[Edu-sig] more pythonic algebra

kirby urner kirby.urner at gmail.com
Fri May 15 19:12:36 CEST 2009


In a mathy approach to Python, it makes sense to go:

a) welcome to the shell, (print("Hello World!") etc.
b) this is a tool bench (for adults, cycle shop talk (more below))
c) import math

The reasoning is this:  we're in a POSIX or unixy context and want to
get across the "many tools each doing one simple thing well".  We're
not afraid of bash at this level i.e. this is not an immersive
environment where we seek to protect from the nasty evil bare OS API.
On the contrary, we like futzing in C.

So the "tool bench" metaphor (or "work bench") inherits from there,
where "cycle shop talk" means like for bicycle repair.

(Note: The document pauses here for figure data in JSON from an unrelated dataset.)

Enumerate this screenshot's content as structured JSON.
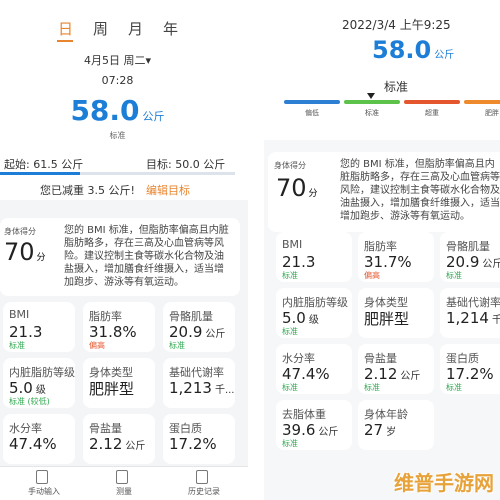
{
  "left": {
    "tabs": [
      "日",
      "周",
      "月",
      "年"
    ],
    "date": "4月5日 周二▾",
    "time": "07:28",
    "weight": "58.0",
    "weight_unit": "公斤",
    "weight_status": "标准",
    "start": "起始: 61.5 公斤",
    "goal": "目标: 50.0 公斤",
    "lost": "您已减重 3.5 公斤!",
    "edit_goal": "编辑目标",
    "score_label": "身体得分",
    "score": "70",
    "score_unit": "分",
    "description": "您的 BMI 标准，但脂肪率偏高且内脏脂肪略多，存在三高及心血管病等风险。建议控制主食等碳水化合物及油盐摄入，增加膳食纤维摄入，适当增加跑步、游泳等有氧运动。",
    "metrics": [
      {
        "label": "BMI",
        "value": "21.3",
        "status": "标准"
      },
      {
        "label": "脂肪率",
        "value": "31.8%",
        "status": "偏高"
      },
      {
        "label": "骨骼肌量",
        "value": "20.9",
        "unit": "公斤",
        "status": "标准"
      },
      {
        "label": "内脏脂肪等级",
        "value": "5.0",
        "unit": "级",
        "status": "标准 (较低)"
      },
      {
        "label": "身体类型",
        "value": "肥胖型"
      },
      {
        "label": "基础代谢率",
        "value": "1,213",
        "unit": "千..."
      },
      {
        "label": "水分率",
        "value": "47.4%"
      },
      {
        "label": "骨盐量",
        "value": "2.12",
        "unit": "公斤"
      },
      {
        "label": "蛋白质",
        "value": "17.2%"
      }
    ],
    "nav": [
      "手动输入",
      "测量",
      "历史记录"
    ]
  },
  "right": {
    "datetime": "2022/3/4 上午9:25",
    "weight": "58.0",
    "weight_unit": "公斤",
    "weight_status": "标准",
    "scale_labels": [
      "偏低",
      "标准",
      "超重",
      "肥胖"
    ],
    "score_label": "身体得分",
    "score": "70",
    "score_unit": "分",
    "description": "您的 BMI 标准，但脂肪率偏高且内脏脂肪略多，存在三高及心血管病等风险，建议控制主食等碳水化合物及油盐摄入，增加膳食纤维摄入，适当增加跑步、游泳等有氧运动。",
    "metrics": [
      {
        "label": "BMI",
        "value": "21.3",
        "status": "标准"
      },
      {
        "label": "脂肪率",
        "value": "31.7%",
        "status": "偏高"
      },
      {
        "label": "骨骼肌量",
        "value": "20.9",
        "unit": "公斤",
        "status": "标准"
      },
      {
        "label": "内脏脂肪等级",
        "value": "5.0",
        "unit": "级",
        "status": "标准"
      },
      {
        "label": "身体类型",
        "value": "肥胖型"
      },
      {
        "label": "基础代谢率",
        "value": "1,214",
        "unit": "千"
      },
      {
        "label": "水分率",
        "value": "47.4%",
        "status": "标准"
      },
      {
        "label": "骨盐量",
        "value": "2.12",
        "unit": "公斤",
        "status": "标准"
      },
      {
        "label": "蛋白质",
        "value": "17.2%",
        "status": "标准"
      },
      {
        "label": "去脂体重",
        "value": "39.6",
        "unit": "公斤",
        "status": "标准"
      },
      {
        "label": "身体年龄",
        "value": "27",
        "unit": "岁"
      }
    ]
  },
  "watermark": "维普手游网"
}
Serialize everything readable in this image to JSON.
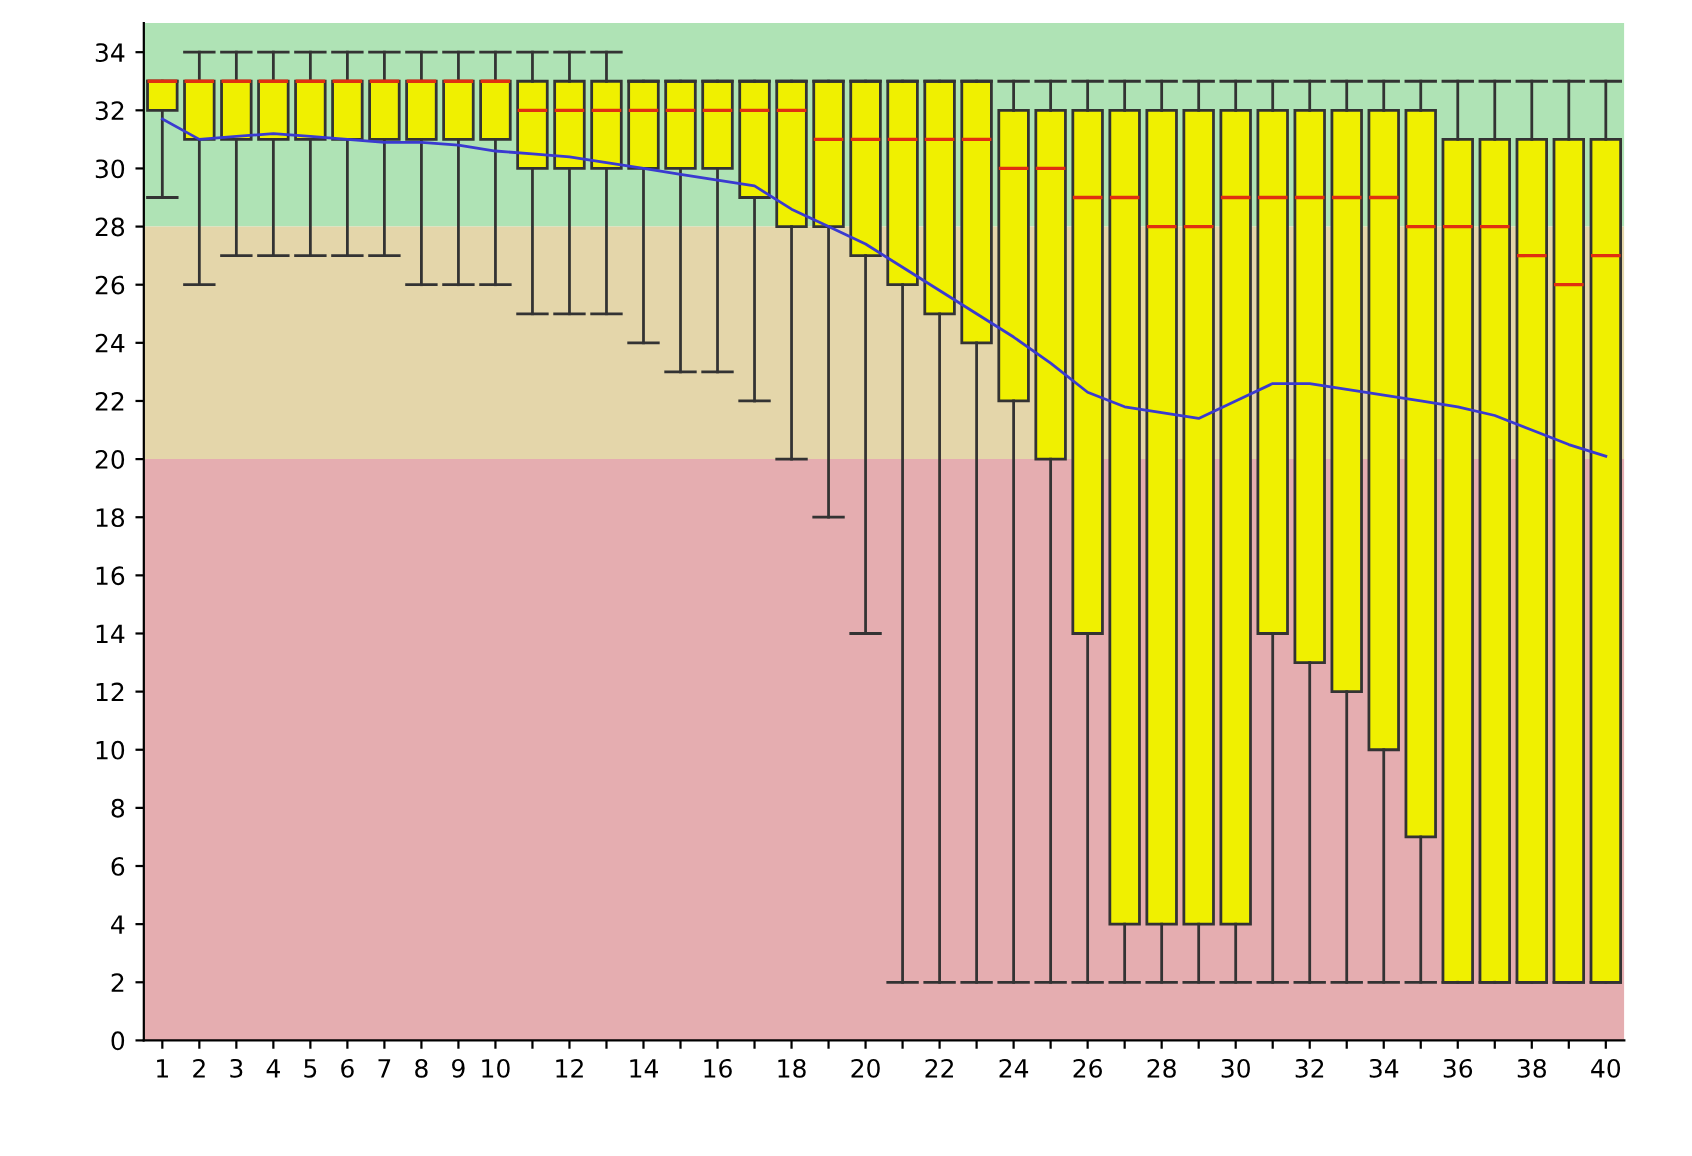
{
  "chart_data": {
    "type": "box",
    "categories": [
      "1",
      "2",
      "3",
      "4",
      "5",
      "6",
      "7",
      "8",
      "9",
      "10",
      null,
      "12",
      null,
      "14",
      null,
      "16",
      null,
      "18",
      null,
      "20",
      null,
      "22",
      null,
      "24",
      null,
      "26",
      null,
      "28",
      null,
      "30",
      null,
      "32",
      null,
      "34",
      null,
      "36",
      null,
      "38",
      null,
      "40"
    ],
    "series": [
      {
        "type": "box",
        "color": "#f0f000",
        "boxes": [
          {
            "low": 29,
            "q1": 32,
            "median": 33,
            "q3": 33,
            "high": 33
          },
          {
            "low": 26,
            "q1": 31,
            "median": 33,
            "q3": 33,
            "high": 34
          },
          {
            "low": 27,
            "q1": 31,
            "median": 33,
            "q3": 33,
            "high": 34
          },
          {
            "low": 27,
            "q1": 31,
            "median": 33,
            "q3": 33,
            "high": 34
          },
          {
            "low": 27,
            "q1": 31,
            "median": 33,
            "q3": 33,
            "high": 34
          },
          {
            "low": 27,
            "q1": 31,
            "median": 33,
            "q3": 33,
            "high": 34
          },
          {
            "low": 27,
            "q1": 31,
            "median": 33,
            "q3": 33,
            "high": 34
          },
          {
            "low": 26,
            "q1": 31,
            "median": 33,
            "q3": 33,
            "high": 34
          },
          {
            "low": 26,
            "q1": 31,
            "median": 33,
            "q3": 33,
            "high": 34
          },
          {
            "low": 26,
            "q1": 31,
            "median": 33,
            "q3": 33,
            "high": 34
          },
          {
            "low": 25,
            "q1": 30,
            "median": 32,
            "q3": 33,
            "high": 34
          },
          {
            "low": 25,
            "q1": 30,
            "median": 32,
            "q3": 33,
            "high": 34
          },
          {
            "low": 25,
            "q1": 30,
            "median": 32,
            "q3": 33,
            "high": 34
          },
          {
            "low": 24,
            "q1": 30,
            "median": 32,
            "q3": 33,
            "high": 33
          },
          {
            "low": 23,
            "q1": 30,
            "median": 32,
            "q3": 33,
            "high": 33
          },
          {
            "low": 23,
            "q1": 30,
            "median": 32,
            "q3": 33,
            "high": 33
          },
          {
            "low": 22,
            "q1": 29,
            "median": 32,
            "q3": 33,
            "high": 33
          },
          {
            "low": 20,
            "q1": 28,
            "median": 32,
            "q3": 33,
            "high": 33
          },
          {
            "low": 18,
            "q1": 28,
            "median": 31,
            "q3": 33,
            "high": 33
          },
          {
            "low": 14,
            "q1": 27,
            "median": 31,
            "q3": 33,
            "high": 33
          },
          {
            "low": 2,
            "q1": 26,
            "median": 31,
            "q3": 33,
            "high": 33
          },
          {
            "low": 2,
            "q1": 25,
            "median": 31,
            "q3": 33,
            "high": 33
          },
          {
            "low": 2,
            "q1": 24,
            "median": 31,
            "q3": 33,
            "high": 33
          },
          {
            "low": 2,
            "q1": 22,
            "median": 30,
            "q3": 32,
            "high": 33
          },
          {
            "low": 2,
            "q1": 20,
            "median": 30,
            "q3": 32,
            "high": 33
          },
          {
            "low": 2,
            "q1": 14,
            "median": 29,
            "q3": 32,
            "high": 33
          },
          {
            "low": 2,
            "q1": 4,
            "median": 29,
            "q3": 32,
            "high": 33
          },
          {
            "low": 2,
            "q1": 4,
            "median": 28,
            "q3": 32,
            "high": 33
          },
          {
            "low": 2,
            "q1": 4,
            "median": 28,
            "q3": 32,
            "high": 33
          },
          {
            "low": 2,
            "q1": 4,
            "median": 29,
            "q3": 32,
            "high": 33
          },
          {
            "low": 2,
            "q1": 14,
            "median": 29,
            "q3": 32,
            "high": 33
          },
          {
            "low": 2,
            "q1": 13,
            "median": 29,
            "q3": 32,
            "high": 33
          },
          {
            "low": 2,
            "q1": 12,
            "median": 29,
            "q3": 32,
            "high": 33
          },
          {
            "low": 2,
            "q1": 10,
            "median": 29,
            "q3": 32,
            "high": 33
          },
          {
            "low": 2,
            "q1": 7,
            "median": 28,
            "q3": 32,
            "high": 33
          },
          {
            "low": 2,
            "q1": 2,
            "median": 28,
            "q3": 31,
            "high": 33
          },
          {
            "low": 2,
            "q1": 2,
            "median": 28,
            "q3": 31,
            "high": 33
          },
          {
            "low": 2,
            "q1": 2,
            "median": 27,
            "q3": 31,
            "high": 33
          },
          {
            "low": 2,
            "q1": 2,
            "median": 26,
            "q3": 31,
            "high": 33
          },
          {
            "low": 2,
            "q1": 2,
            "median": 27,
            "q3": 31,
            "high": 33
          }
        ]
      },
      {
        "type": "line",
        "color": "#3a3ad0",
        "values": [
          31.7,
          31.0,
          31.1,
          31.2,
          31.1,
          31.0,
          30.9,
          30.9,
          30.8,
          30.6,
          30.5,
          30.4,
          30.2,
          30.0,
          29.8,
          29.6,
          29.4,
          28.6,
          28.0,
          27.4,
          26.6,
          25.8,
          25.0,
          24.2,
          23.3,
          22.3,
          21.8,
          21.6,
          21.4,
          22.0,
          22.6,
          22.6,
          22.4,
          22.2,
          22.0,
          21.8,
          21.5,
          21.0,
          20.5,
          20.1
        ]
      }
    ],
    "bands": [
      {
        "axis": "y",
        "from": 28,
        "to": 35,
        "color": "#afe3b5"
      },
      {
        "axis": "y",
        "from": 20,
        "to": 28,
        "color": "#e4d6aa"
      },
      {
        "axis": "y",
        "from": 0,
        "to": 20,
        "color": "#e5adb0"
      }
    ],
    "ylim": [
      0,
      35
    ],
    "yticks": [
      0,
      2,
      4,
      6,
      8,
      10,
      12,
      14,
      16,
      18,
      20,
      22,
      24,
      26,
      28,
      30,
      32,
      34
    ],
    "grid": false
  }
}
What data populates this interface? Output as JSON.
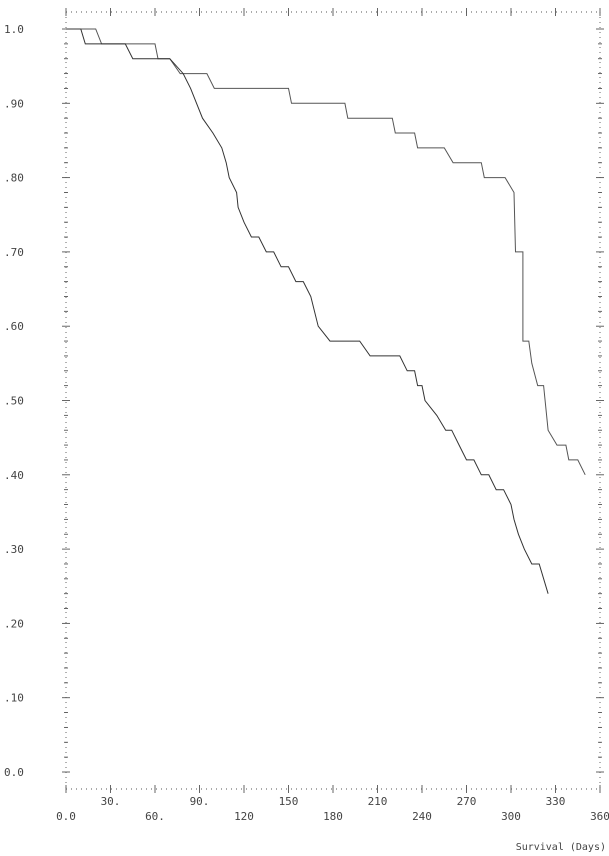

Unixy geeks have this no nonsense kind of retro workbench aesthetic
that feels rather wood-worky, you probably know what I mean, and these
overtones matter when we start making the cartoons, comix (e.g. xkcd).
**

In notes for the teacher, lets make clear this isn't like PLT Scheme
where the aim is to start with a "simplified" version of the language
and gradually add features.  The bootup space of __builtins__ is full
of professional tools, but minimalist and not "just the easy to
understand ones" or something like that.

The idea that a fresh boot into the shell puts you in "beginner-ville"
is somewhat antithetical to Python's design and story of origin, so
lets not encourage that misconception among teachers.

However, this is algebra, so right away it's on to (c) and import
math, at which point other lesson plans kick in.

The idea with 'import math' is we're doing a dir( ) both "before" and
"after" in the shell.

The concept of "namespace" is going to be integral within mathematics
itself, moving forward.

So-called "dot notation" is a core concept here (you'd be amazed how
many algebra books avoid it, to their lasting detriment after a
certain cut-off date, given their competition).

The first day of math class probably involves lots of 'import x from y
as z' versus just 'import x' versus 'import some.package.primegens' or
whatever i.e. getting that syntax all clarified.  Then we jump into
functions right away, per Litvins, e.g. f(x) -- meaning another hour
on args (that could be day 2 or 3 maybe -- or spread it out more, per
Saxon).

Next I'll archive a recent interaction with the J-software community,
another math teaching language used for algebra in some schools,
coffee shops or whatever.

Kirby

** example cartoon:

key concept: "to import a module is like typing everything in it at
your shell, adding to your namespace"

animation:

normal kid suddenly superhumanly fast, rattling keys 300/minute,
entering 'import this' or whatever, say something really long (lots of
variations -- the point is to emphasize top-to-bottom execution of .py
upon import with .pyc generation, presuming CPython, and adding to
top-level namespace -- yes, this is more like 'import *').